I saw a neat tutorial not long ago that featured another text effect to make graffiti. You will need two things: some sort of image to put your graffiti on (I’m going to use a brick wall or wood siding), and some sort of font that looks like it could have been made by a spray paint can. I have a font called A.C.M.E. Secret Agent, and another called Style Wars, and you may see either of them. While I hate to see graffiti on walls, train cars or other property, painting graffiti in GIMP is allowable, and very fun!
Open the background you want to use in GIMP. Click on the Text tool and choose your desired font, then type your graffiti.
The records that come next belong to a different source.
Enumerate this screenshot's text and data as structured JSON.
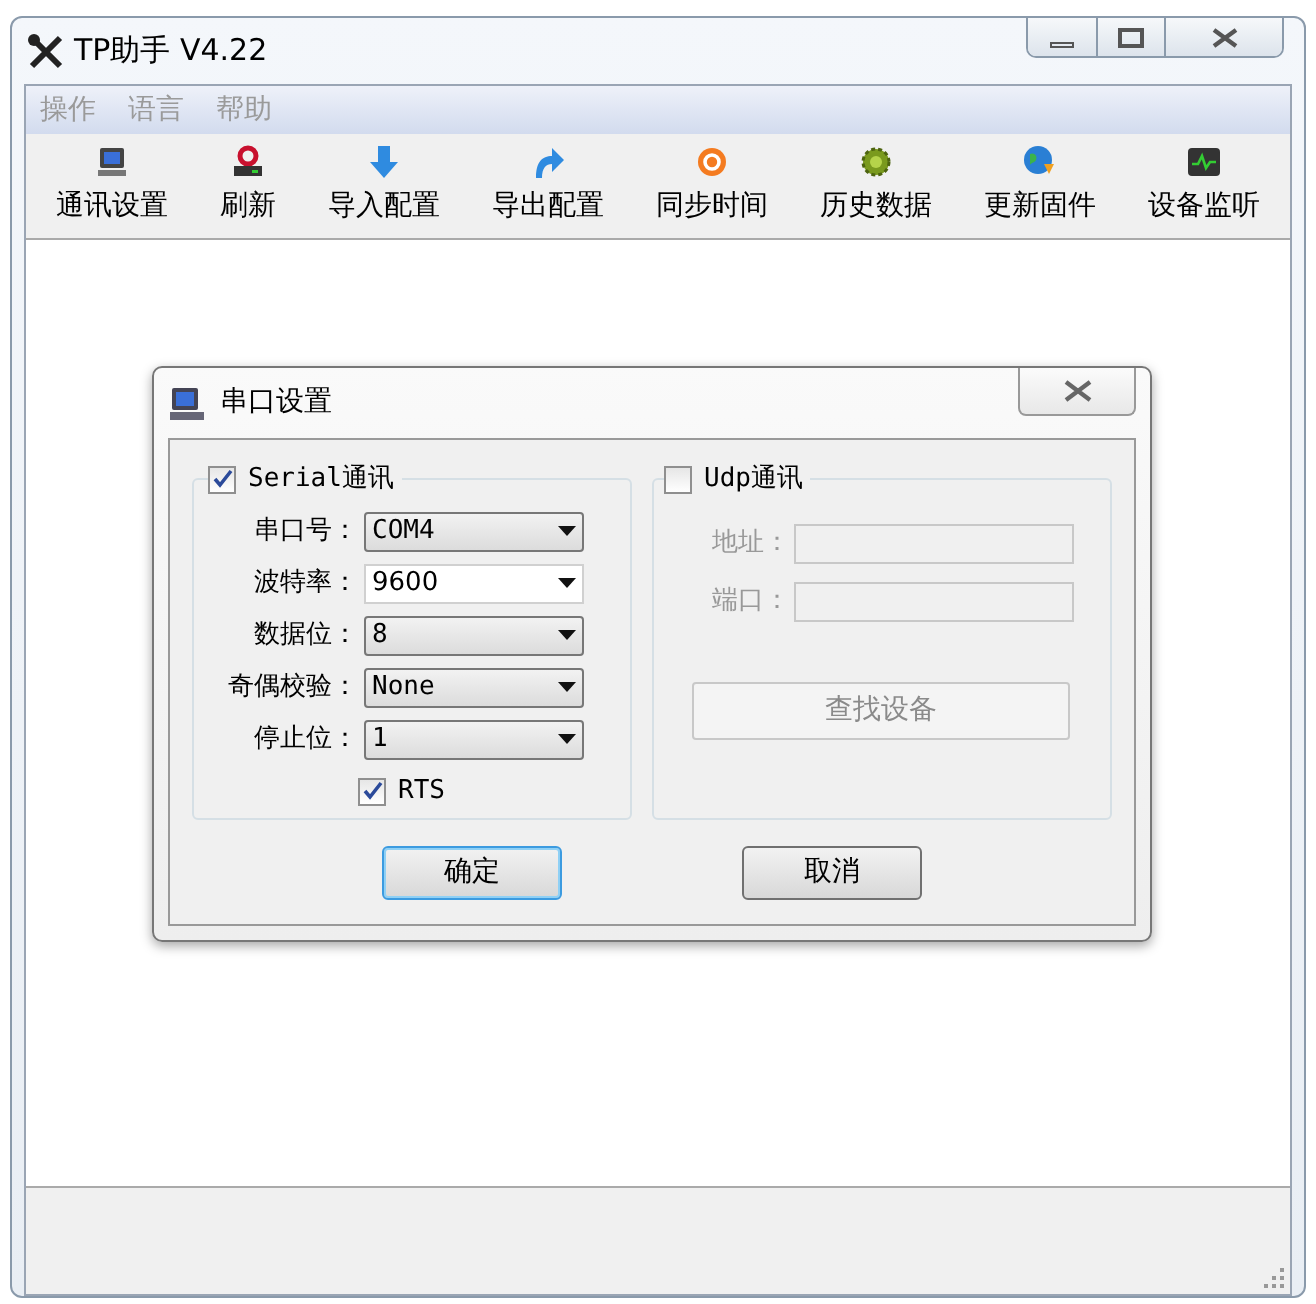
{
  "window": {
    "title": "TP助手 V4.22"
  },
  "menu": [
    {
      "label": "操作",
      "disabled": true
    },
    {
      "label": "语言",
      "disabled": true
    },
    {
      "label": "帮助",
      "disabled": true
    }
  ],
  "toolbar": [
    {
      "label": "通讯设置",
      "kind": "computer"
    },
    {
      "label": "刷新",
      "kind": "disk"
    },
    {
      "label": "导入配置",
      "kind": "down"
    },
    {
      "label": "导出配置",
      "kind": "export"
    },
    {
      "label": "同步时间",
      "kind": "sync"
    },
    {
      "label": "历史数据",
      "kind": "gear"
    },
    {
      "label": "更新固件",
      "kind": "globe"
    },
    {
      "label": "设备监听",
      "kind": "monitor"
    }
  ],
  "dialog": {
    "title": "串口设置",
    "serial": {
      "label": "Serial通讯",
      "checked": true,
      "fields": [
        {
          "label": "串口号：",
          "value": "COM4",
          "kind": "dropdown"
        },
        {
          "label": "波特率：",
          "value": "9600",
          "kind": "combo"
        },
        {
          "label": "数据位：",
          "value": "8",
          "kind": "dropdown"
        },
        {
          "label": "奇偶校验：",
          "value": "None",
          "kind": "dropdown"
        },
        {
          "label": "停止位：",
          "value": "1",
          "kind": "dropdown"
        }
      ],
      "rts": {
        "label": "RTS",
        "checked": true
      }
    },
    "udp": {
      "label": "Udp通讯",
      "checked": false,
      "fields": [
        {
          "label": "地址：",
          "disabled": true
        },
        {
          "label": "端口：",
          "disabled": true
        }
      ],
      "search_button": {
        "label": "查找设备",
        "disabled": true
      }
    },
    "buttons": [
      {
        "label": "确定",
        "selected": true
      },
      {
        "label": "取消",
        "selected": false
      }
    ]
  }
}
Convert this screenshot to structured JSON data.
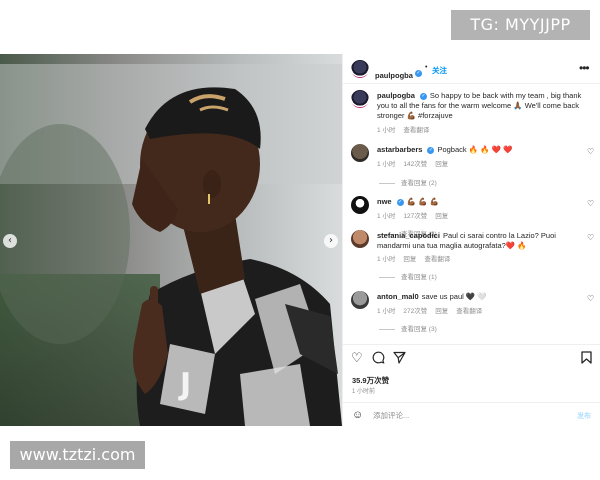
{
  "watermarks": {
    "top": "TG: MYYJJPP",
    "bottom": "www.tztzi.com"
  },
  "post": {
    "header": {
      "username": "paulpogba",
      "verified_icon": "verified-badge-icon",
      "separator": "•",
      "follow": "关注",
      "more": "•••"
    },
    "caption": {
      "username": "paulpogba",
      "text": "So happy to be back with my team , big thank you to all the fans for the warm welcome 🙏🏾 We'll come back stronger 💪🏾 #forzajuve",
      "time": "1 小时",
      "translation": "查看翻译"
    },
    "comments": [
      {
        "username": "astarbarbers",
        "verified": true,
        "text": "Pogback 🔥 🔥 ❤️ ❤️",
        "time": "1 小时",
        "likes": "142次赞",
        "reply": "回复",
        "view_replies": "查看回复 (2)"
      },
      {
        "username": "nwe",
        "verified": true,
        "text": "💪🏾 💪🏾 💪🏾",
        "time": "1 小时",
        "likes": "127次赞",
        "reply": "回复",
        "view_replies": "查看回复 (3)"
      },
      {
        "username": "stefania_capodici",
        "verified": false,
        "text": "Paul ci sarai contro la Lazio? Puoi mandarmi una tua maglia autografata?❤️ 🔥",
        "time": "1 小时",
        "likes": "回复",
        "reply": "查看翻译",
        "view_replies": "查看回复 (1)"
      },
      {
        "username": "anton_mal0",
        "verified": false,
        "text": "save us paul 🖤 🤍",
        "time": "1 小时",
        "likes": "272次赞",
        "reply": "回复",
        "extra": "查看翻译",
        "view_replies": "查看回复 (3)"
      }
    ],
    "actions": {
      "like_icon": "heart-icon",
      "comment_icon": "comment-icon",
      "share_icon": "share-icon",
      "save_icon": "bookmark-icon"
    },
    "likes": "35.9万次赞",
    "time": "1 小时前",
    "add_comment": {
      "emoji_icon": "emoji-icon",
      "placeholder": "添加评论...",
      "post_label": "发布"
    }
  },
  "colors": {
    "link_blue": "#0095f6",
    "verified_blue": "#3897f0",
    "muted_gray": "#8e8e8e"
  }
}
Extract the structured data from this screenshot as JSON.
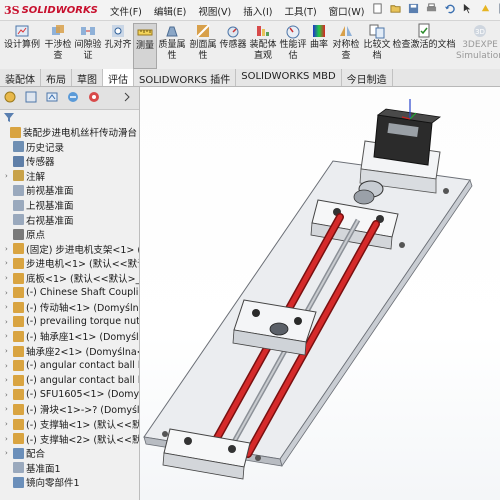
{
  "app": {
    "brand_prefix": "3S",
    "brand_name": "SOLIDWORKS"
  },
  "menu": [
    "文件(F)",
    "编辑(E)",
    "视图(V)",
    "插入(I)",
    "工具(T)",
    "窗口(W)",
    "?"
  ],
  "toolbar": {
    "design_study": "设计算例",
    "interference": "干涉检\n查",
    "clearance": "间隙验\n证",
    "hole_align": "孔对齐",
    "measure": "测量",
    "mass_props": "质量属\n性",
    "section_props": "剖面属\n性",
    "sensor": "传感器",
    "assembly_viz": "装配体\n直观",
    "perf_eval": "性能评\n估",
    "curvature": "曲率",
    "symmetry": "对称检\n查",
    "compare_docs": "比较文\n档",
    "check_active": "检查激活的文档",
    "xpert": "3DEXPE\nSimulation"
  },
  "tabs": [
    "装配体",
    "布局",
    "草图",
    "评估",
    "SOLIDWORKS 插件",
    "SOLIDWORKS MBD",
    "今日制造"
  ],
  "active_tab": 3,
  "tree": [
    {
      "label": "装配步进电机丝杆传动滑台 (默",
      "icon": "assembly-icon",
      "color": "#d9a441",
      "indent": 0,
      "exp": ""
    },
    {
      "label": "历史记录",
      "icon": "history-icon",
      "color": "#6f8fb3",
      "indent": 1,
      "exp": ""
    },
    {
      "label": "传感器",
      "icon": "sensor-icon",
      "color": "#5f7fa8",
      "indent": 1,
      "exp": ""
    },
    {
      "label": "注解",
      "icon": "annotation-icon",
      "color": "#c8a24a",
      "indent": 1,
      "exp": "›"
    },
    {
      "label": "前视基准面",
      "icon": "plane-icon",
      "color": "#9aa9bd",
      "indent": 1,
      "exp": ""
    },
    {
      "label": "上视基准面",
      "icon": "plane-icon",
      "color": "#9aa9bd",
      "indent": 1,
      "exp": ""
    },
    {
      "label": "右视基准面",
      "icon": "plane-icon",
      "color": "#9aa9bd",
      "indent": 1,
      "exp": ""
    },
    {
      "label": "原点",
      "icon": "origin-icon",
      "color": "#7a7a7a",
      "indent": 1,
      "exp": ""
    },
    {
      "label": "(固定) 步进电机支架<1> (默认",
      "icon": "part-icon",
      "color": "#d9a441",
      "indent": 1,
      "exp": "›"
    },
    {
      "label": "步进电机<1> (默认<<默认>",
      "icon": "part-icon",
      "color": "#d9a441",
      "indent": 1,
      "exp": "›"
    },
    {
      "label": "底板<1> (默认<<默认>_显",
      "icon": "part-icon",
      "color": "#d9a441",
      "indent": 1,
      "exp": "›"
    },
    {
      "label": "(-) Chinese Shaft Coupling",
      "icon": "part-icon",
      "color": "#d9a441",
      "indent": 1,
      "exp": "›"
    },
    {
      "label": "(-) 传动轴<1> (Domyślna<",
      "icon": "part-icon",
      "color": "#d9a441",
      "indent": 1,
      "exp": "›"
    },
    {
      "label": "(-) prevailing torque nut st",
      "icon": "part-icon",
      "color": "#d9a441",
      "indent": 1,
      "exp": "›"
    },
    {
      "label": "(-) 轴承座1<1> (Domyślna>",
      "icon": "part-icon",
      "color": "#d9a441",
      "indent": 1,
      "exp": "›"
    },
    {
      "label": "轴承座2<1> (Domyślna<<",
      "icon": "part-icon",
      "color": "#d9a441",
      "indent": 1,
      "exp": "›"
    },
    {
      "label": "(-) angular contact ball be",
      "icon": "part-icon",
      "color": "#d9a441",
      "indent": 1,
      "exp": "›"
    },
    {
      "label": "(-) angular contact ball be",
      "icon": "part-icon",
      "color": "#d9a441",
      "indent": 1,
      "exp": "›"
    },
    {
      "label": "(-) SFU1605<1> (Domyśln",
      "icon": "part-icon",
      "color": "#d9a441",
      "indent": 1,
      "exp": "›"
    },
    {
      "label": "(-) 滑块<1>->? (Domyśln",
      "icon": "part-icon",
      "color": "#d9a441",
      "indent": 1,
      "exp": "›"
    },
    {
      "label": "(-) 支撑轴<1> (默认<<默认>",
      "icon": "part-icon",
      "color": "#d9a441",
      "indent": 1,
      "exp": "›"
    },
    {
      "label": "(-) 支撑轴<2> (默认<<默认>",
      "icon": "part-icon",
      "color": "#d9a441",
      "indent": 1,
      "exp": "›"
    },
    {
      "label": "配合",
      "icon": "mates-icon",
      "color": "#6b8fba",
      "indent": 1,
      "exp": "›"
    },
    {
      "label": "基准面1",
      "icon": "plane-icon",
      "color": "#9aa9bd",
      "indent": 1,
      "exp": ""
    },
    {
      "label": "镜向零部件1",
      "icon": "mirror-icon",
      "color": "#6b8fba",
      "indent": 1,
      "exp": ""
    }
  ]
}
With your layer still chosen, right-click the text layer (in the Layers dialog) and select Alpha to Selection. Duplicate the text layer and send it under the original text layer. Click on Select > Grow. In the window that appears, you will see the number 1, but you want the layer you are growing to be larger. I used 15, but use whatever looks good to you.
While your grown text is still selected, choose a couple of colors for it - one light and one darker. Click on the Blend tool, choosing Normal Mode, gradient FG to BG, and Shape to Linear. Draw a line from top to bottom to create the gradient. Click on Select > None.
Go back to your original (black) text layer, and do the same steps again. You will right-click and choose Alpha to Selection in your Layers dialog again, then duplicate the layer and send that layer down a layer. This time, however, when you choose Select > Grow, change your setting to about one fourth of the original setting. I used 15 the first time, so I changed the second setting to 4. Choose two more colors, and create the gradient just as you did before. Click Select > None, then merge this layer down onto the other color layer.
So, now we have our graffiti, but it just looks like a text box created in front of an image of a brick wall. Let’s fix that. Choose your original (black) text, then right-click the layer again and choose Alpha to Selection. Change your gradient colors to gray and a darker gray, and draw your gradient line so the lighter gray is on the top. Now, go to Filters > Map > Bump Map. You will see a dropdown with your layers in it. Click on the dropdown and choose your brick wall layer. Change the Depth setting to 10, then click OK. You should notice that the paint now looks as if it is painted on the brick.
Since this is supposed to be black paint, we need to darken it back, so click on Colors > Brightness and Contrast. Set the Brightness down to about -115 and the Contrast up to about 40, but you can play with these until you like them.
Now, choose your color layer and repeat the process without changing the gradient colors (Alpha to Selection, Filters > Map > Bump Map, choose brick wall layer, check to make sure Depth is 10, then OK.)
We can merge the text layers down, but it isn't necessary.
As a finishing touch (because graffiti writers aren't satisfied with just text - they always seem to paint a little more). Create another transparent layer, then, using your choice of brush, do some "wall painting". Use different brushes to sprinkle in some paint splatters and other effects to make it look more realistic. Using the same steps as before, finish with your Bump Map to make it look like this “paint” is also on the brick. Export your finished product.